За дверью слышно было только сопение, но как-то низковато.
– Ты чего там – упал, что ли? Эгей.
А в ответ тишина. Вот что делать, ума не приложу, может, так молчит, а может, с ним случилось чего. Поди разбери. Дилемма, почище агни-йоговских задач.
Рерих пишет: к одному отшельнику явился враг рода человеческого и предложил ему святые дары. И получается: если возьмет отшельник дары – значит, сотрудничает с дьяволом, не возьмет – ценность святых даров приуменьшит. И тогда отшельник стал с молитвой на беса наступать и заставил его дары бросить и исчезнуть.

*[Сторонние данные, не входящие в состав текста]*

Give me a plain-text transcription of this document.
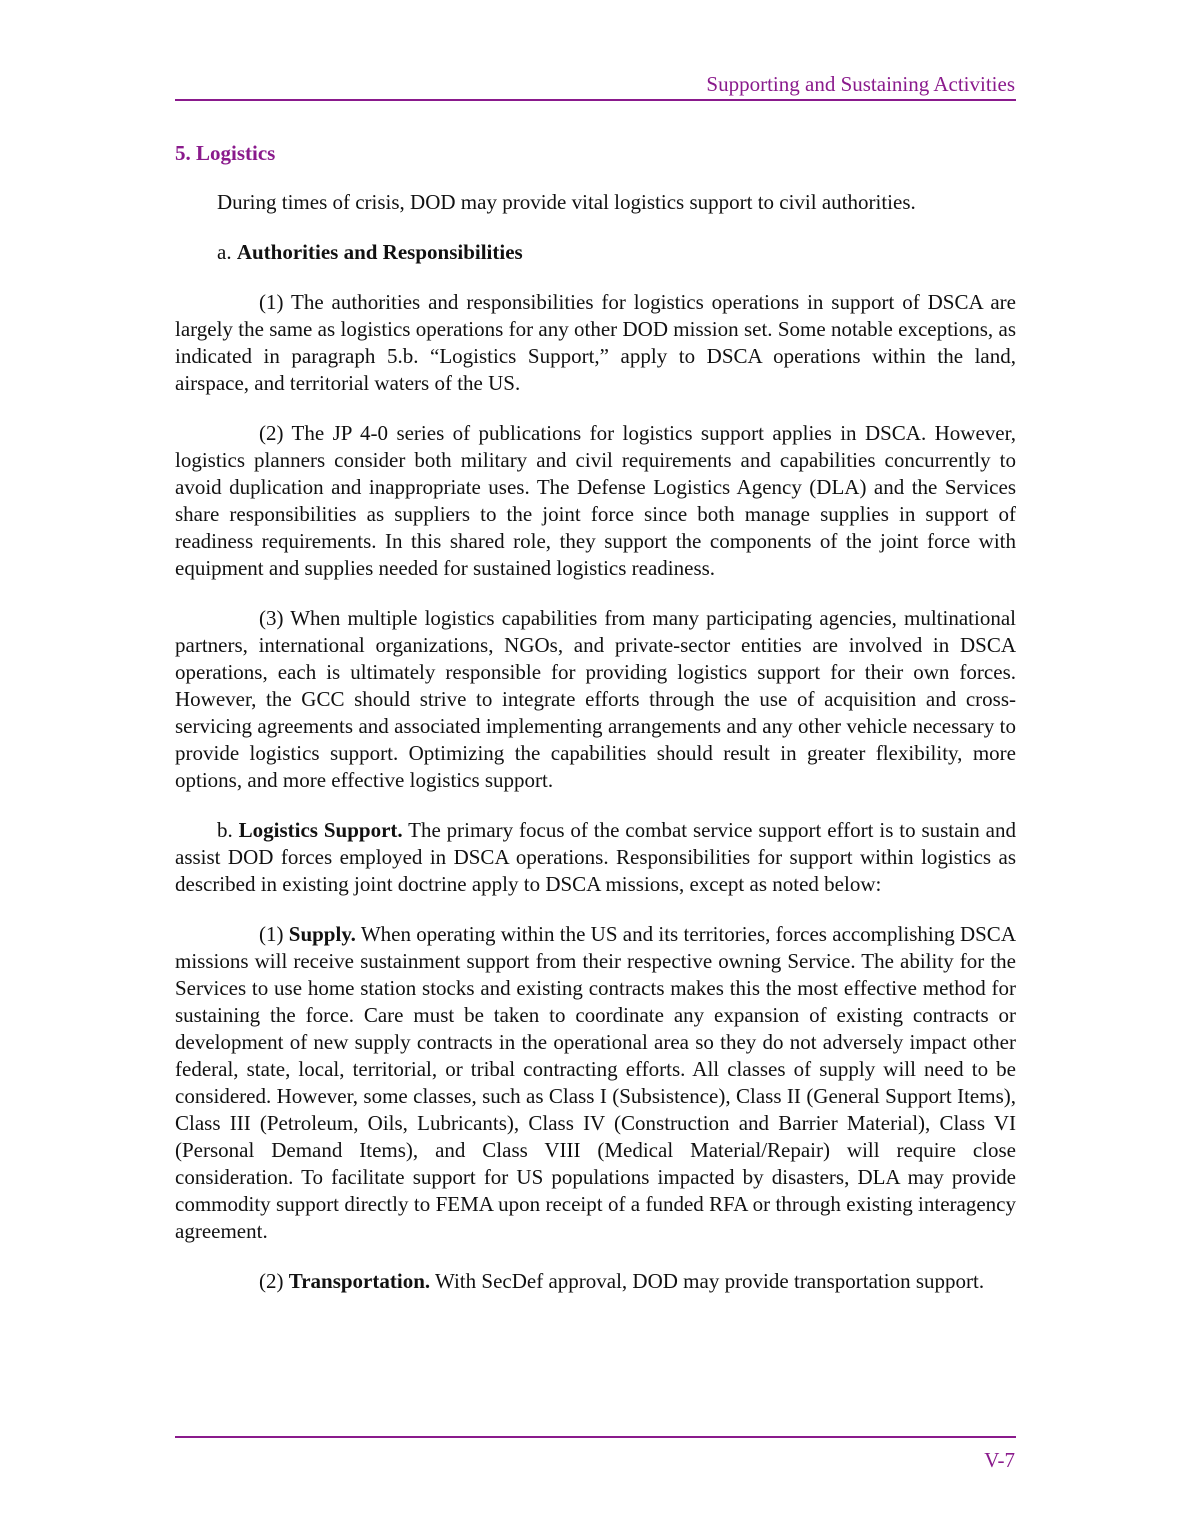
Supporting and Sustaining Activities

5. Logistics

During times of crisis, DOD may provide vital logistics support to civil authorities.

a. Authorities and Responsibilities

(1) The authorities and responsibilities for logistics operations in support of DSCA are largely the same as logistics operations for any other DOD mission set. Some notable exceptions, as indicated in paragraph 5.b. “Logistics Support,” apply to DSCA operations within the land, airspace, and territorial waters of the US.

(2) The JP 4-0 series of publications for logistics support applies in DSCA. However, logistics planners consider both military and civil requirements and capabilities concurrently to avoid duplication and inappropriate uses. The Defense Logistics Agency (DLA) and the Services share responsibilities as suppliers to the joint force since both manage supplies in support of readiness requirements. In this shared role, they support the components of the joint force with equipment and supplies needed for sustained logistics readiness.

(3) When multiple logistics capabilities from many participating agencies, multinational partners, international organizations, NGOs, and private-sector entities are involved in DSCA operations, each is ultimately responsible for providing logistics support for their own forces. However, the GCC should strive to integrate efforts through the use of acquisition and cross-servicing agreements and associated implementing arrangements and any other vehicle necessary to provide logistics support. Optimizing the capabilities should result in greater flexibility, more options, and more effective logistics support.

b. Logistics Support. The primary focus of the combat service support effort is to sustain and assist DOD forces employed in DSCA operations. Responsibilities for support within logistics as described in existing joint doctrine apply to DSCA missions, except as noted below:

(1) Supply. When operating within the US and its territories, forces accomplishing DSCA missions will receive sustainment support from their respective owning Service. The ability for the Services to use home station stocks and existing contracts makes this the most effective method for sustaining the force. Care must be taken to coordinate any expansion of existing contracts or development of new supply contracts in the operational area so they do not adversely impact other federal, state, local, territorial, or tribal contracting efforts. All classes of supply will need to be considered. However, some classes, such as Class I (Subsistence), Class II (General Support Items), Class III (Petroleum, Oils, Lubricants), Class IV (Construction and Barrier Material), Class VI (Personal Demand Items), and Class VIII (Medical Material/Repair) will require close consideration. To facilitate support for US populations impacted by disasters, DLA may provide commodity support directly to FEMA upon receipt of a funded RFA or through existing interagency agreement.

(2) Transportation. With SecDef approval, DOD may provide transportation support.

V-7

И у меня ситуация: какое мне дело до негодяя, который меня чуть не угробил. Но услышал его я, а если он и вправду там валяется без сознания, может, его милиционеры ранили, или я ему лампочку окончательно стряс[42], кто ему, кроме меня, поможет, то-то и оно, что некому.
Вот елы-палы, я что, «пакет спасения» до Витьки сегодня не донесу, что ли? Но, шалишь, если загнется этот малознакомый разбойник, значит, такая его судьба, а Виктора я спасти просто обязан, это же друг мой, и никогда в меня оружием не тыкал, даже в шутку. Решено, дал я себе обещание, что вернусь, и стремглав побежал исполнять свой долг.
Когда к дому подходил, обратил внимание на «шестерку» без номеров. Она стояла возле первого подъезда с работающим мотором, с погашенными фарами и габаритами. Очень подозрительный автомобиль, но хватит на сегодня полиции (милиции) помогать, «пакет спасения» надо до Витьки донести и отправиться к придурку, который на меня напал.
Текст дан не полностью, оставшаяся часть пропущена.